A client sent me a message today saying they were getting an error message when trying to print the Sales Journal today.  The message number is 20201 and the error message begins with something like  “…kernel is not able to use sql server cursor functions…”

I didn’t find anything on the knowledgebase, so I ran a SQL Profiler trace to see if I could see what was going on.  Luckily, the error happened very quickly so I didn’t have to plow through a ton of results to find what I was looking for.

Pretty quickly, I found a ROLLBACK TRANSACTION and that sounded like what I was looking for.  Just before that, the Sales Journal pre-process (4069002.exe) had run 2 stored procedures.  ADG_GLWildcard_AcctXref and ADG_GLWildcard_SubXref.  I copied the parameters passed in from the Profiler trace and tried to run them in a Management Studio query window. The first one (the Acct related one) ran fine.  The second one (the Sub related one) returned an error related to a permission problem trying to select from vs_subxref.  This seemed promising.

I looked at the SQL inside the two stored procedures and both contained this clause – WITH EXECUTE AS ‘07718158D19D4f5f9D23B55DBF5DF1’.  This tells SQL not to run the SQL code with the calling user’s permissions, but this specified user instead.  (The long numeric string beginning with 0771 is a special login that Dynamics SL creates on your SQL Server when you install SL.)

Inside ADG_GLWildcard_SubXref, there was a SELECT statement querying vs_subxref.  I check that view and the 0771… user didn’t have SELECT rights to the view.  I added them and tried the report again and it ran fine.

Even though I had solved the problem, I was curious now.  I looked inside the ADG_GLWildcard_AcctXref.  In parallel fashion, it had a SELECT statement querying vs_acctxref.  I went to go see if I needed to fix permissions on it as well, and was surprised to find that it didn’t exist in the database.

I went back to the stored procedures and realized that the SELECT statements were actually inside a string, like this:

select @Query = “select …”

execute (@Query)

There was also a comment that said they were doing this so that the procedure would compile even though the view many not exist.

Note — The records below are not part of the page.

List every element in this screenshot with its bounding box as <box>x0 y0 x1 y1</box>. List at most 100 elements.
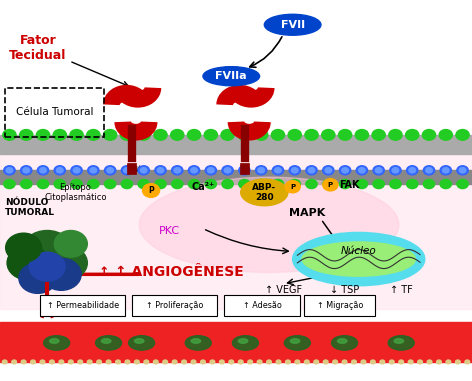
Circle shape <box>163 360 168 364</box>
Circle shape <box>12 360 17 364</box>
Circle shape <box>138 179 149 189</box>
Circle shape <box>103 130 117 140</box>
Circle shape <box>342 360 347 364</box>
Text: ↑ Migração: ↑ Migração <box>317 301 363 311</box>
Circle shape <box>426 168 432 173</box>
Circle shape <box>155 166 166 175</box>
Circle shape <box>104 166 116 175</box>
Circle shape <box>88 179 99 189</box>
Circle shape <box>241 168 248 173</box>
Text: ↓ TSP: ↓ TSP <box>330 285 359 295</box>
Circle shape <box>153 360 158 364</box>
Bar <box>0 135 472 154</box>
Circle shape <box>323 179 338 191</box>
Circle shape <box>322 130 335 140</box>
Ellipse shape <box>264 14 321 35</box>
Ellipse shape <box>293 232 425 286</box>
Circle shape <box>54 231 87 257</box>
Circle shape <box>50 360 54 364</box>
Circle shape <box>418 360 422 364</box>
Circle shape <box>20 130 33 140</box>
Circle shape <box>239 166 250 175</box>
Circle shape <box>380 360 385 364</box>
Ellipse shape <box>337 339 347 343</box>
Ellipse shape <box>43 336 70 350</box>
Circle shape <box>423 179 435 189</box>
Circle shape <box>191 360 196 364</box>
Circle shape <box>289 179 300 189</box>
Circle shape <box>305 130 318 140</box>
Circle shape <box>272 179 284 189</box>
Circle shape <box>390 179 401 189</box>
Circle shape <box>352 360 356 364</box>
Circle shape <box>188 166 200 175</box>
Circle shape <box>121 166 133 175</box>
Circle shape <box>135 360 139 364</box>
Circle shape <box>106 360 111 364</box>
Text: FVII: FVII <box>280 20 305 30</box>
Circle shape <box>333 360 337 364</box>
Circle shape <box>258 168 264 173</box>
Circle shape <box>137 130 150 140</box>
Circle shape <box>143 184 160 197</box>
Circle shape <box>219 360 224 364</box>
Circle shape <box>204 130 218 140</box>
Circle shape <box>405 130 419 140</box>
Text: ↑ Permeabilidade: ↑ Permeabilidade <box>47 301 118 311</box>
Circle shape <box>423 166 435 175</box>
Circle shape <box>325 168 332 173</box>
Circle shape <box>314 360 319 364</box>
Circle shape <box>23 168 30 173</box>
FancyBboxPatch shape <box>40 295 125 316</box>
Circle shape <box>254 130 268 140</box>
Circle shape <box>339 166 351 175</box>
Circle shape <box>21 179 32 189</box>
Circle shape <box>248 360 253 364</box>
Circle shape <box>288 130 301 140</box>
Ellipse shape <box>185 336 211 350</box>
Circle shape <box>68 360 73 364</box>
Ellipse shape <box>139 177 399 272</box>
Circle shape <box>124 168 130 173</box>
Circle shape <box>255 179 267 189</box>
Circle shape <box>59 360 64 364</box>
Circle shape <box>389 130 402 140</box>
Circle shape <box>121 179 133 189</box>
Circle shape <box>104 179 116 189</box>
Circle shape <box>375 168 382 173</box>
Circle shape <box>36 130 50 140</box>
Circle shape <box>205 166 217 175</box>
Circle shape <box>239 179 250 189</box>
Circle shape <box>289 166 300 175</box>
Ellipse shape <box>290 339 300 343</box>
Text: Epítopo
Citoplasmático: Epítopo Citoplasmático <box>44 183 107 202</box>
Text: ↑ VEGF: ↑ VEGF <box>265 285 302 295</box>
Circle shape <box>191 168 197 173</box>
Ellipse shape <box>238 339 248 343</box>
Ellipse shape <box>191 339 201 343</box>
Circle shape <box>154 130 167 140</box>
Circle shape <box>182 360 186 364</box>
Ellipse shape <box>241 179 288 206</box>
Circle shape <box>87 130 100 140</box>
Circle shape <box>125 360 130 364</box>
Ellipse shape <box>95 336 122 350</box>
Circle shape <box>4 179 15 189</box>
Circle shape <box>373 166 384 175</box>
Text: P: P <box>290 184 295 190</box>
Circle shape <box>87 360 92 364</box>
Ellipse shape <box>128 336 154 350</box>
Circle shape <box>155 179 166 189</box>
Circle shape <box>286 360 290 364</box>
Circle shape <box>390 166 401 175</box>
Circle shape <box>427 360 432 364</box>
Text: P: P <box>148 186 154 195</box>
Circle shape <box>446 360 451 364</box>
Circle shape <box>224 168 231 173</box>
Ellipse shape <box>203 67 260 86</box>
Circle shape <box>456 130 469 140</box>
Circle shape <box>222 179 233 189</box>
Circle shape <box>140 168 147 173</box>
Text: MAPK: MAPK <box>289 208 325 218</box>
Circle shape <box>107 168 113 173</box>
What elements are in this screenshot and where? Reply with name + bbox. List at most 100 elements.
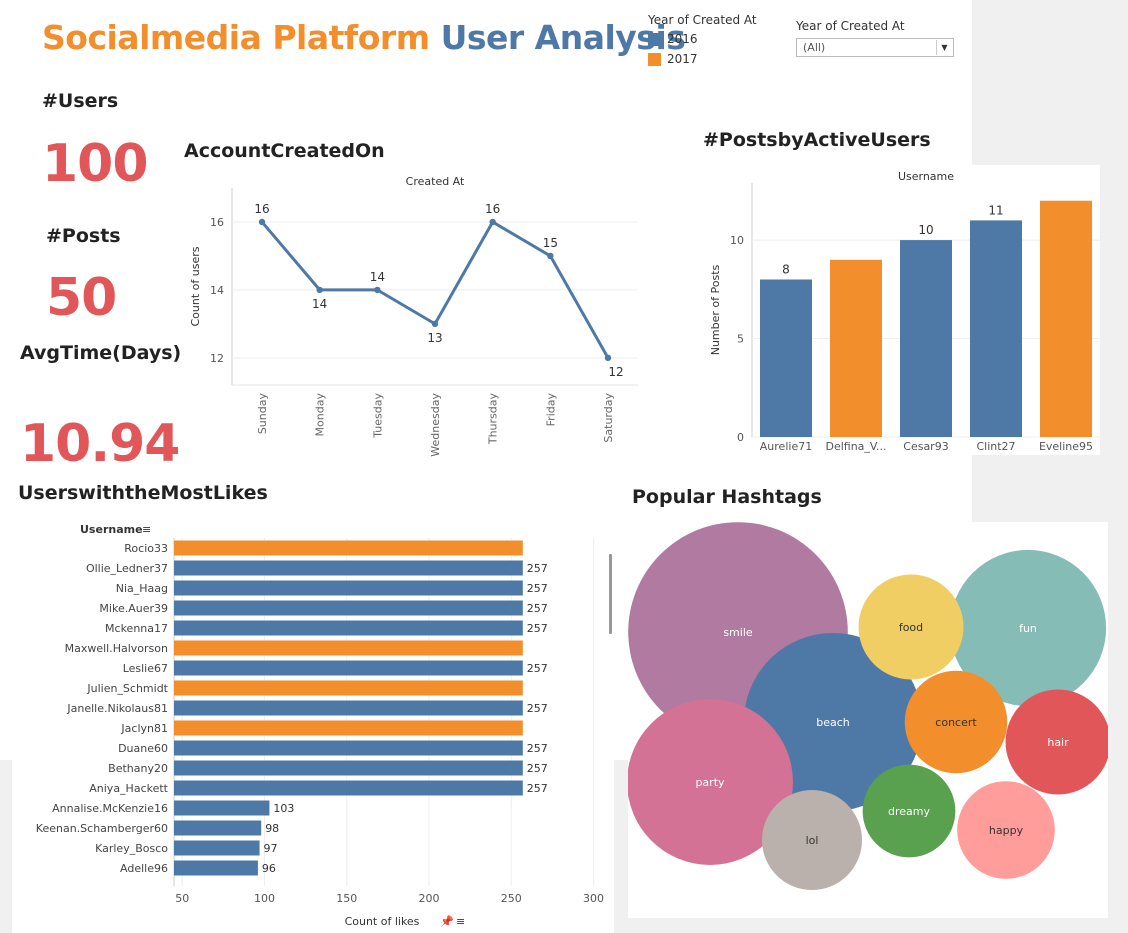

I understand that from a SQL point of view, but that was the first I had heard of SL doing it this way.  I looked at the properties of the vs_subxref and – sure enough, it was just created a couple of days ago.  We haven’t done any upgrades there recently, but I had just done a Rebuild security to fix up some new stuff I had added to the database.

I have no idea why the vs_subxref wasn’t there originally, why vs_acctxref isn’t there now, or why the permission wasn’t created correctly. If anyone can shine any light on that, please comment.

Dynamics SL Quick Send feature – bad PDF attachment in Email

While setting up the Quick Send feature for a client today, I ran into a problem. We had set up certain customer’s to get their OM Invoices emailed as a PDF attachment.  The emails that were sent from Application Server had an attachment whose file name had a PDF extension, but the file size was only 230 bytes – much too small to be a valid PDF file.

I think the problem was that client had customized the OM Invoice (40680.rpt) and that file had been living in their Usr_Rpts folder for some time. (The file date was in 2006.)  I think that the custom report had been saved with a previous version of Crystal.  Even though that customized report worked fine for normal Invoice printing, for some reason when Application Server tried to run the report to export to PDF – it failed.

When I opened the custom report in the version of Crystal that SL currently uses (version 10) and saved it (and fixed it up – see this post for more details), the email attachments generated valid PDFs after that.